TLB with fault rate.

Question

consider a paging system uses 1 level page table residing in RAM and TLB. RAM access time is 55 ns while TLB lookup takes 17 ns. Each page transfer takes upto 4700 ns to/from swap space. Miss ratio of TLB is 95% and Page fault ratio is 33%. Calculate the EMAT when TLB update time is negligible.

Answer 1

EMAT=H[ tlb + p(pfstm)+(1-p)(tm)]      +  (1-H)[tlb + tm+ p(pfstm)+(1-p)(tm)]

H=TLB Hit ratio = 0.05

tlb= time to access TLB = 17ns

p=page fault ratio =0.33

pfstm=page fault service time = 4700ns

tm=Main meneory access time= 55ns

Answer 2

 

When page fault doesn’t occur

TLB hit: time to access (TLB) + time to access (M/M)

TLB miss: time to access (TLB) + time to access (page table) + time to access (M/M)

Effective access time (EAT) = P x (TLB hit) + (1-P) x (TLB miss) = 0.05 x (17 + 55) + 0.95 x (17 + 55 + 55) = 124.25 ns

where page table resides in main memory (i.e. time to access page table = time to access main memory).

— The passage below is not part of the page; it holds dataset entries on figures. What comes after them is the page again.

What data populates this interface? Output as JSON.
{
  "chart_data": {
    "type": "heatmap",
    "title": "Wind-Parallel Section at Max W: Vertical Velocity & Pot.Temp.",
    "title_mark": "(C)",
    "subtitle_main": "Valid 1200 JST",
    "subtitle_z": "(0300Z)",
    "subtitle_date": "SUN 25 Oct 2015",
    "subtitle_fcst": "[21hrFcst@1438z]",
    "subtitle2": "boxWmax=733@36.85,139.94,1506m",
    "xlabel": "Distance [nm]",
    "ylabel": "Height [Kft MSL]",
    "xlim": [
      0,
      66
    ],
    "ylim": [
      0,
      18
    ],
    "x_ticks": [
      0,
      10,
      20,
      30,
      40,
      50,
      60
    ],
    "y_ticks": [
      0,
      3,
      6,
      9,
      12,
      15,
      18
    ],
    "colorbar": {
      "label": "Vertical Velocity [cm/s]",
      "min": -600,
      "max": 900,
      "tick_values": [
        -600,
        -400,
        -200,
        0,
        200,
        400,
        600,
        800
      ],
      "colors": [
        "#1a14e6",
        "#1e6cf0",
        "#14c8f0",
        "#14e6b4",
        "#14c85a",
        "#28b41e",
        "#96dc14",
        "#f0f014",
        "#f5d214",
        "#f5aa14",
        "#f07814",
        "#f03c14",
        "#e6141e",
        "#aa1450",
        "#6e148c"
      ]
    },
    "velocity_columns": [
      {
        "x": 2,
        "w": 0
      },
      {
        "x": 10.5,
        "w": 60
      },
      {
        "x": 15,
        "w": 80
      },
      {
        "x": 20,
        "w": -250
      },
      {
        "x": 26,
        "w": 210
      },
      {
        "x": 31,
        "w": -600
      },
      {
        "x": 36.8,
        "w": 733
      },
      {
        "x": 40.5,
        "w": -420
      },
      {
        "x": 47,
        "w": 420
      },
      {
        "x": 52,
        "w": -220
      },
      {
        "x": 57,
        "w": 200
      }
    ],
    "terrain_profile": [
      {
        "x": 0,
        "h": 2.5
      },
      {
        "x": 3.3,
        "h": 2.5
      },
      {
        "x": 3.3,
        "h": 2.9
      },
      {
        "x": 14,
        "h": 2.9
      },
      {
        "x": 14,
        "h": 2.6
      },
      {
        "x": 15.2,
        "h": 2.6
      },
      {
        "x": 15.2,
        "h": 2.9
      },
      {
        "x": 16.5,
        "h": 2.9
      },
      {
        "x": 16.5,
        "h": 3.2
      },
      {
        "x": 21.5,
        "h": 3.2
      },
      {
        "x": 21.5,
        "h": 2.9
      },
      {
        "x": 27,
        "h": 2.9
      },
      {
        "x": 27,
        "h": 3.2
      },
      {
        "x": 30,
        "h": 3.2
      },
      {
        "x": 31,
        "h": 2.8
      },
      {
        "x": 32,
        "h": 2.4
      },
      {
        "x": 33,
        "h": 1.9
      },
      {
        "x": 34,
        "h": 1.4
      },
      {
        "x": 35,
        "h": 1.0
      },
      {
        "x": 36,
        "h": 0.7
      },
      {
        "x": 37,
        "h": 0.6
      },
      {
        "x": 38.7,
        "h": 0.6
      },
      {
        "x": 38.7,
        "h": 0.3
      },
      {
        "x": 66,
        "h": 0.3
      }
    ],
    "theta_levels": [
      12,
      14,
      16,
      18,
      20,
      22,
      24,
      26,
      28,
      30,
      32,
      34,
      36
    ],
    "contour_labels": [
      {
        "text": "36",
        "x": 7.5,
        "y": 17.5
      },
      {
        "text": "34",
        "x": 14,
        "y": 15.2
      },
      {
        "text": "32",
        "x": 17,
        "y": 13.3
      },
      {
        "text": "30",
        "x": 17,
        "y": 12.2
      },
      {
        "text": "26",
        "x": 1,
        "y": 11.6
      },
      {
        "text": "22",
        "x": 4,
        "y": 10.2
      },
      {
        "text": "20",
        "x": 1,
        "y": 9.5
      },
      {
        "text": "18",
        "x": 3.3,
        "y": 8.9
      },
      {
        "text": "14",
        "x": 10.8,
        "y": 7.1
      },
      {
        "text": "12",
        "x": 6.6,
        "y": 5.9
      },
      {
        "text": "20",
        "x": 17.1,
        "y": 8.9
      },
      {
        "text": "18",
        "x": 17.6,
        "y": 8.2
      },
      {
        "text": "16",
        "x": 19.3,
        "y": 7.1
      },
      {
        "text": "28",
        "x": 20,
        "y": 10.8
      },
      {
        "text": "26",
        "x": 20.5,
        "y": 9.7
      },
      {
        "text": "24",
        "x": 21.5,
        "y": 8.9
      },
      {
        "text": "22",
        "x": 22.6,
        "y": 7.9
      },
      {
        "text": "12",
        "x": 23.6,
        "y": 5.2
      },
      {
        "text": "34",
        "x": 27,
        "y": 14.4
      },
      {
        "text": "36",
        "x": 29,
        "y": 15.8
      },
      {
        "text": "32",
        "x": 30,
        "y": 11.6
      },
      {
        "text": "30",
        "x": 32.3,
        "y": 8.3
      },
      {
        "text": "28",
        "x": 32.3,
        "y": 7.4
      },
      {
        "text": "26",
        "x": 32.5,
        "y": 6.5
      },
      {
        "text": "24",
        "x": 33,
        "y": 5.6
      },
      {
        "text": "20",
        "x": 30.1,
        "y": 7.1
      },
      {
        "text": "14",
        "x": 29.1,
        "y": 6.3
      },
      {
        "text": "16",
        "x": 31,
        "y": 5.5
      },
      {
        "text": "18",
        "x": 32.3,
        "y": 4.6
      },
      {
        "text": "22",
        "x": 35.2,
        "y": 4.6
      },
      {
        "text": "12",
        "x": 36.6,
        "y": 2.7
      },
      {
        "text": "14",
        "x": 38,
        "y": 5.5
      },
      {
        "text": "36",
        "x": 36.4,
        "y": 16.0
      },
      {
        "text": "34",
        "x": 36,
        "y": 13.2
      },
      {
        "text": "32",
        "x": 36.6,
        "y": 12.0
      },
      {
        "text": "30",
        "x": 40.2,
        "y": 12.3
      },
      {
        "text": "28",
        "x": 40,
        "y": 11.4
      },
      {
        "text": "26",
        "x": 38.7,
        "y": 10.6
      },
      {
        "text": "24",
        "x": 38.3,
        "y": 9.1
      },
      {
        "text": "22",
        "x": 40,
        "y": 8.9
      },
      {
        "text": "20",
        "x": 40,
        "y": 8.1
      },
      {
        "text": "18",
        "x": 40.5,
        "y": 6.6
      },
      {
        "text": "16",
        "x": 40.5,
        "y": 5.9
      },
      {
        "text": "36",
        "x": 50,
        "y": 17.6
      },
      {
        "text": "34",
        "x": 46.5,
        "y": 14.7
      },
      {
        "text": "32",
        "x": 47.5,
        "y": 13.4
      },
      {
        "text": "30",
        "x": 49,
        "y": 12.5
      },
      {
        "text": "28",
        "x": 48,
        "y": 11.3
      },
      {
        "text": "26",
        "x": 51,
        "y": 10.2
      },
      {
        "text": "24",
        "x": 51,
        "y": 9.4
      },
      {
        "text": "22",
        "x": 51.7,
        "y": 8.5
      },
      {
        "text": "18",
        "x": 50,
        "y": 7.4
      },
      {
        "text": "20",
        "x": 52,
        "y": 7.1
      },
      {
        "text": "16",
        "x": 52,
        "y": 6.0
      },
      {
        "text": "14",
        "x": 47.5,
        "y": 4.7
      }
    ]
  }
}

And, P is the hit ratio, which is 5%, and (1-p) is the miss ratio is 95%.

 

When page faults occur

In this case, the page needs to swap in from the hard disk.

TLB hit: time to access (TLB) + time to access (M/M) + swap in from (H/D)

TLB miss: time to access (TLB) + time to access (page table) + time to access (M/M) + swap in from (H/D)

Effective access time (EAT) = P x (TLB hit) + (1-P) x (TLB miss) = 0.05 x (17 + 55 + 4700) + 0.95 x (17 + 55 + 55 + 4700) =  4824.25 ns

 

Effective Memory Access Time

= Page hit ratio x EAT + Page fault ratio x EAT = 0.67 x (124.25) + 0.33 x (4824.25) = 1675.25 ns

 

Reference: https://www.youtube.com/watch?v=Z4vzWxCcDCY&t=11s [lang: hindi]